We talked a bit about the weather.
"Better here than there," he said. It was a prescient observation. We're not only used to wind and hurricane-forced winds on the Anchorage Hillisde; we're prepared for them and nature has adapted to them. In the forest on most of the Hillside now, the weak trees have already fallen, long ago flattened by winds. Witness how different it when heavy winds lashed the Anchorage Bowl earlier this year. Tens of thousands were left without power. Damages, which are still being totalled, went into the millions of dollars.
People unfamiliar with winds up over 70 mph don't know how to prepare. Hint: Take your deck furniture indoors. The wind will pick it up and toss it around. If you are lucky, it will merely take out the rails on your deck and not injure someone. And it is the same for anything that isn't tied down.

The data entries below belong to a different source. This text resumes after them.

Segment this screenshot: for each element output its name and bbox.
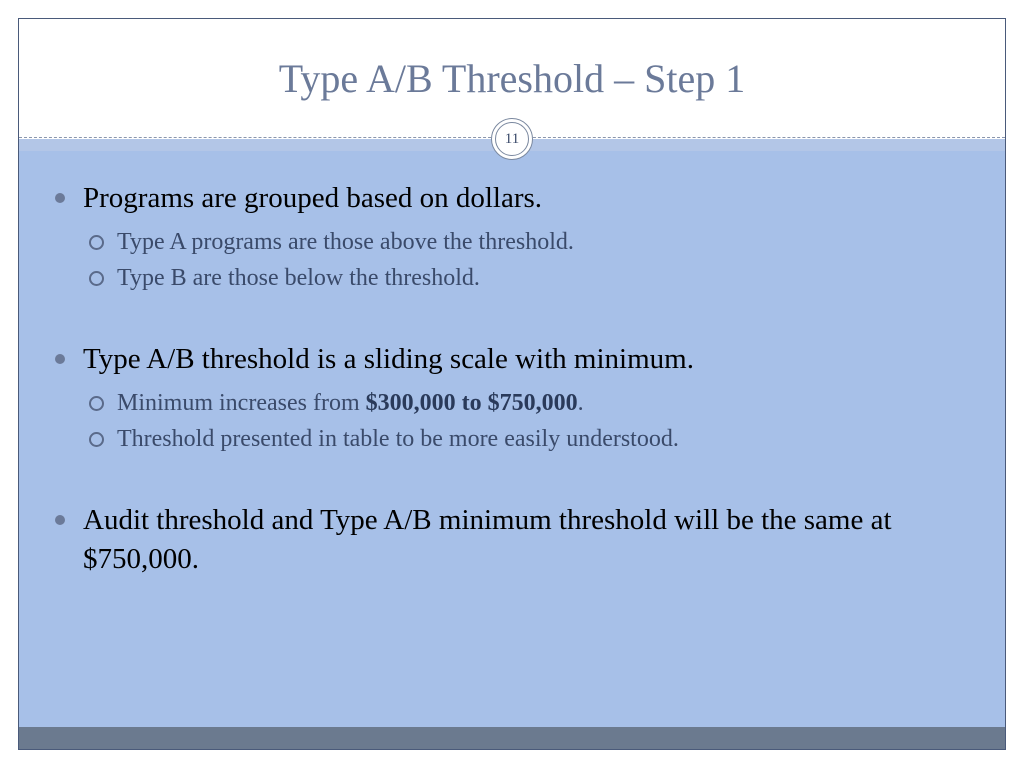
sub-bullet-item: Type A programs are those above the thre… xyxy=(83,224,977,260)
sub-bullet-item: Minimum increases from $300,000 to $750,… xyxy=(83,385,977,421)
page-number: 11 xyxy=(495,122,529,156)
sub-bullet-item: Type B are those below the threshold. xyxy=(83,260,977,296)
slide-title: Type A/B Threshold – Step 1 xyxy=(19,19,1005,102)
slide: Type A/B Threshold – Step 1 11 Programs … xyxy=(0,0,1024,768)
sub-bullet-text: Type A programs are those above the thre… xyxy=(117,229,574,255)
slide-border: Type A/B Threshold – Step 1 11 Programs … xyxy=(18,18,1006,750)
spacer xyxy=(47,322,977,340)
bullet-text: Programs are grouped based on dollars. xyxy=(83,182,542,214)
sub-bullet-item: Threshold presented in table to be more … xyxy=(83,421,977,457)
bullet-item: Audit threshold and Type A/B minimum thr… xyxy=(47,501,977,579)
spacer xyxy=(47,483,977,501)
bullet-item: Programs are grouped based on dollars. T… xyxy=(47,179,977,296)
bullet-list: Programs are grouped based on dollars. T… xyxy=(47,179,977,580)
sub-bullet-list: Minimum increases from $300,000 to $750,… xyxy=(83,385,977,457)
sub-bullet-text: Type B are those below the threshold. xyxy=(117,265,480,291)
bullet-item: Type A/B threshold is a sliding scale wi… xyxy=(47,340,977,457)
sub-bullet-text: Threshold presented in table to be more … xyxy=(117,426,679,452)
sub-bullet-prefix: Minimum increases from xyxy=(117,390,366,416)
page-number-badge: 11 xyxy=(491,118,533,160)
footer-bar xyxy=(19,727,1005,749)
body-area: Programs are grouped based on dollars. T… xyxy=(19,151,1005,727)
bullet-text: Audit threshold and Type A/B minimum thr… xyxy=(83,504,892,575)
sub-bullet-bold: $300,000 to $750,000 xyxy=(366,390,578,416)
sub-bullet-list: Type A programs are those above the thre… xyxy=(83,224,977,296)
sub-bullet-suffix: . xyxy=(578,390,584,416)
bullet-text: Type A/B threshold is a sliding scale wi… xyxy=(83,343,694,375)
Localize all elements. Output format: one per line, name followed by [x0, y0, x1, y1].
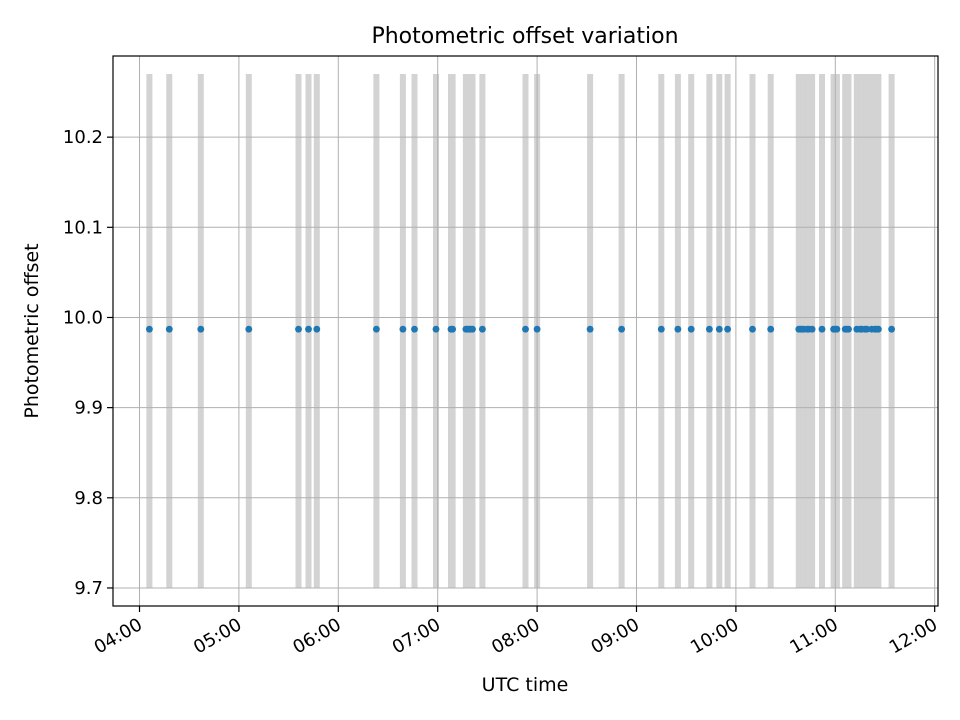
- data-point: [724, 325, 731, 333]
- x-tick-label: 09:00: [588, 614, 643, 658]
- data-point: [687, 325, 695, 333]
- y-tick-label: 10.1: [63, 217, 103, 238]
- data-point: [245, 325, 253, 333]
- data-point: [399, 325, 407, 333]
- data-point: [767, 325, 775, 333]
- x-tick-label: 12:00: [886, 614, 941, 658]
- data-point: [875, 325, 882, 333]
- data-point: [533, 325, 541, 333]
- y-axis-label: Photometric offset: [21, 243, 43, 418]
- data-point: [373, 325, 380, 333]
- y-tick-label: 9.9: [74, 398, 103, 419]
- data-point: [449, 325, 456, 333]
- data-point: [146, 325, 153, 333]
- data-point: [845, 325, 852, 333]
- span-layer: [146, 74, 895, 588]
- x-tick-label: 05:00: [190, 614, 245, 658]
- plot-frame: [112, 55, 939, 607]
- data-point: [618, 325, 625, 333]
- data-point: [432, 325, 440, 333]
- data-point: [165, 325, 173, 333]
- data-point: [411, 325, 418, 333]
- data-point: [479, 325, 486, 333]
- data-point: [749, 325, 756, 333]
- x-tick-label: 11:00: [786, 614, 841, 658]
- y-tick-label: 9.7: [74, 578, 103, 599]
- x-axis-label: UTC time: [482, 674, 569, 696]
- data-points: [146, 325, 895, 333]
- data-point: [674, 325, 682, 333]
- x-tick-label: 10:00: [687, 614, 742, 658]
- data-point: [833, 325, 841, 333]
- data-point: [715, 325, 723, 333]
- y-tick-label: 9.8: [74, 488, 103, 509]
- data-point: [808, 325, 816, 333]
- data-point: [818, 325, 826, 333]
- chart-title: Photometric offset variation: [371, 24, 678, 49]
- data-point: [706, 325, 713, 333]
- data-point: [313, 325, 321, 333]
- data-point: [888, 325, 895, 333]
- x-tick-label: 04:00: [91, 614, 146, 658]
- data-point: [469, 325, 476, 333]
- y-tick-label: 10.2: [63, 127, 103, 148]
- data-point: [305, 325, 312, 333]
- x-tick-label: 08:00: [488, 614, 543, 658]
- data-point: [295, 325, 302, 333]
- y-tick-label: 10.0: [63, 307, 103, 328]
- x-axis: 04:00 05:00 06:00 07:00 08:00 09:00 10:00 11:00…: [91, 606, 941, 658]
- data-point: [657, 325, 665, 333]
- data-point: [863, 325, 871, 333]
- data-point: [522, 325, 529, 333]
- y-axis: 9.7 9.8 9.9 10.0 10.1 10.2: [63, 127, 113, 599]
- x-tick-label: 06:00: [289, 614, 344, 658]
- data-point: [197, 325, 205, 333]
- data-point: [586, 325, 594, 333]
- x-tick-label: 07:00: [389, 614, 444, 658]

My neighbors have had boats tossed by the wind, fifth-wheel campers tossed by the wind; pickup campers ripped out of the beds of pickups by the wind. And they have learned how to deal with this.
One, at any report of strong winds, now parks his recreational vehicle sideways in the lee of his house. Others lash their expensive recreational toys to the ground. And still, when it gets really bad, everyone knows to stay indoors because there's still no telling what could be blowing around outside: Tree limbs, garbage cans, parts of the roof ripped off someone's house.
When I got to thinking about that, it was pretty scary to think of what it was like when Sandy hit densely-packed urban neighborhoods on the East Coast, some of which probably weren't designed for hurricane force winds either. It was pretty obvious someone was going to end up dead, and they did. It's equally obvious the damage was going to climb into the billions.
One could only hope that "hurricane clips" on rafters are part of building codes everywhere now.
A wind gust here of 79 mph is no big thing. We've gone over 110 mph. A wind gust of 79 mph at JFK International Airport in New York is a different matter. Mother Nature is not to be taken for granted. Alaskans, though the vast majority of them now live comfortable urban lives, still probably have a better sense of that than people on the East Coast. As the neighbor said, "Better here than there."
But there's not much we can do to change that.